Since the share of capital is greater than the labor share, inequality increases since it is the top that owns productive capital, hence benefits from rising asset prices as well as real capital formation through investment. Additionally, saving as a % of income increases with income level and so the top saves the largest % of its income. Doh.

The outline is simple enough for most to get, and generalizing capital can be viewed as a feature of the presentation rather than a bug. The important thing is that reporters are able to understand it will enough to write about and the word on capitalism implying inequality is getting out as a meme. What a difference a few days make.

But the clincher for economists seems to be the data set. I haven't seen the book yet, but the data is blowing a lot people away. This seems to be a major factor in the rush to acclaim.

Kaj Risberg said...

"To me, both capital and labor are references to power and social relationships not to actual production inputs."

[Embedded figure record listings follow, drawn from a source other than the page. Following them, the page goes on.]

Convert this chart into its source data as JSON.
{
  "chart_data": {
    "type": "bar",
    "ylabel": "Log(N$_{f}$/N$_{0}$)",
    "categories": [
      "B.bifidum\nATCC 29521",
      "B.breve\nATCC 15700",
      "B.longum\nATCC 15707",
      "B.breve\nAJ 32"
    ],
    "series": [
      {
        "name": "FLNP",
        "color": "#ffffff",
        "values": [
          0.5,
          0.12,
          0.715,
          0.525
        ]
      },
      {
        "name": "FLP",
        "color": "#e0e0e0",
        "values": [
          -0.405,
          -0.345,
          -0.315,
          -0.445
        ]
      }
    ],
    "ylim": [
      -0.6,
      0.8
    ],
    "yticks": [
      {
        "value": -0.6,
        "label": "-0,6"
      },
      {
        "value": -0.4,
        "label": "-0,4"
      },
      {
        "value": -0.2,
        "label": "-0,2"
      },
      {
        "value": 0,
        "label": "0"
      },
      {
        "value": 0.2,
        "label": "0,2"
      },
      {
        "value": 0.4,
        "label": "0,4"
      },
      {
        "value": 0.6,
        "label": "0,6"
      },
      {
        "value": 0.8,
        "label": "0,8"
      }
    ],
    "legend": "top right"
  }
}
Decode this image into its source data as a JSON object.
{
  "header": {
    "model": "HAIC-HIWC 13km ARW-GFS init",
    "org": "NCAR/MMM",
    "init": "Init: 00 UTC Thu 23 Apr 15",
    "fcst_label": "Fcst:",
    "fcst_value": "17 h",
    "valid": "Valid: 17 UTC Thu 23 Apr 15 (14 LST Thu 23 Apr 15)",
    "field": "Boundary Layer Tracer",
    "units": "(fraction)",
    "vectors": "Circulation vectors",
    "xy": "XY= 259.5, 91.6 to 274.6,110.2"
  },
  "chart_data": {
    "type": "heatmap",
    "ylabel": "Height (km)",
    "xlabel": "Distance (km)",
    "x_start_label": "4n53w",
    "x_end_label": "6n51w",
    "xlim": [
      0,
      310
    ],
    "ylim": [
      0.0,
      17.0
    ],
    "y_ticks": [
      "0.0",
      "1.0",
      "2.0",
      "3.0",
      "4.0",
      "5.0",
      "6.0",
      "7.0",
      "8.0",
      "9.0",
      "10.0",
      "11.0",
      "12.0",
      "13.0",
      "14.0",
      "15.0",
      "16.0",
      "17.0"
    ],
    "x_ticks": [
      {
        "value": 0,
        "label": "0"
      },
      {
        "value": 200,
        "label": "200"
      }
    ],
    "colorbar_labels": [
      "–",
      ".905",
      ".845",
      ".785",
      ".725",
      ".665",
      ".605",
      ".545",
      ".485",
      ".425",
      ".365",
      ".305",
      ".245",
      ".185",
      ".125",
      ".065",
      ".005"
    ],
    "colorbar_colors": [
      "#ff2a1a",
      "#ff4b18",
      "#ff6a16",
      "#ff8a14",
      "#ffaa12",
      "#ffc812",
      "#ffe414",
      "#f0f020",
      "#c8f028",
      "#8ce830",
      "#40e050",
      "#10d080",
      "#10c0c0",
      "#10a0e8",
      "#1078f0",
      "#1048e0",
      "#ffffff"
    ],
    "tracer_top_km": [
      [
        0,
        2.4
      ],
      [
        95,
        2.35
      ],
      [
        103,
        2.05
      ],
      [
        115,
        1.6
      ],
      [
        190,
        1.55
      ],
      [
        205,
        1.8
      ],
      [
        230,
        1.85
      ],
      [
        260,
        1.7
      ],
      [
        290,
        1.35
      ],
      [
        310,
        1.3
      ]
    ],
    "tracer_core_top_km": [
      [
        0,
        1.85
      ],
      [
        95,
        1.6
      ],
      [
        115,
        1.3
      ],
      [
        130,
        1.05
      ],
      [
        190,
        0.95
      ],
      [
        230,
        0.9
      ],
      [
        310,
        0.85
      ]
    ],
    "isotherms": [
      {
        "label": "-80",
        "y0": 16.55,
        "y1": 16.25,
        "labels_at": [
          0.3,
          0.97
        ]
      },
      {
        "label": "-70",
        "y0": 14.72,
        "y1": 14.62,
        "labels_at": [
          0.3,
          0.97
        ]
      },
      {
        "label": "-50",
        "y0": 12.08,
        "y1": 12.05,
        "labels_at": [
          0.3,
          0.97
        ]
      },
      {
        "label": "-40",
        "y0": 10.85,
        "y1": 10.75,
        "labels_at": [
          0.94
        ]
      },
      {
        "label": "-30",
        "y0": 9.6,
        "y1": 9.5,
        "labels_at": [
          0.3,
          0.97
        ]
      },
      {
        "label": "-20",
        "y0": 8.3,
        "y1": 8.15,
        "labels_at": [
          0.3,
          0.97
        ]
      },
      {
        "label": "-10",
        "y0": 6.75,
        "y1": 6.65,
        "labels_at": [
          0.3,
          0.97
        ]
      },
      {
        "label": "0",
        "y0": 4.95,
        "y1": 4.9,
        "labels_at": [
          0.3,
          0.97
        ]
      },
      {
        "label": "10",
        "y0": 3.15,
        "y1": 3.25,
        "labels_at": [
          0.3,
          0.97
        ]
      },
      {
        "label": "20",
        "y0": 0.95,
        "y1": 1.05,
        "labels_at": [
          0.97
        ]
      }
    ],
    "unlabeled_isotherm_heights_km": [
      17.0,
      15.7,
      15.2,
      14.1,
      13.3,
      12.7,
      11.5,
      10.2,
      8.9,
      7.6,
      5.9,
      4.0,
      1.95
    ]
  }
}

I don't buy this. It's metaphysics.

y said...

"Perhaps we are afraid we will just end up realizing that returns to capital are socially constructed as some have argued all along. Such a conclusion would unravel orthodoxy at warp speed. Deservedly so."

The problem is that the post-Keynesians and others are really quite obscure about all this.

Whilst the neo-classicals have simple slogans like "people are paid according to their marginal product", post-Keynesians talk about obscure things like "reswitching" and vaguely suggest that maybe not all income is earned and maybe some people are exploited.

The post-Keynesian/ heterodox explanation needs to be clearer and more widely propagated so that there is a comprehensive alternative to the neoclassical dogma, out there in the public sphere.

You need arguments that counter the fundamental neoclassical tenets in a clear and concise way. So when someone says, for example, "people are paid according to their marginal product, therefore poor people are poor because they aren't productive and rich people are rich because they are super productive" or some such garbage, people are aware of clear counter arguments.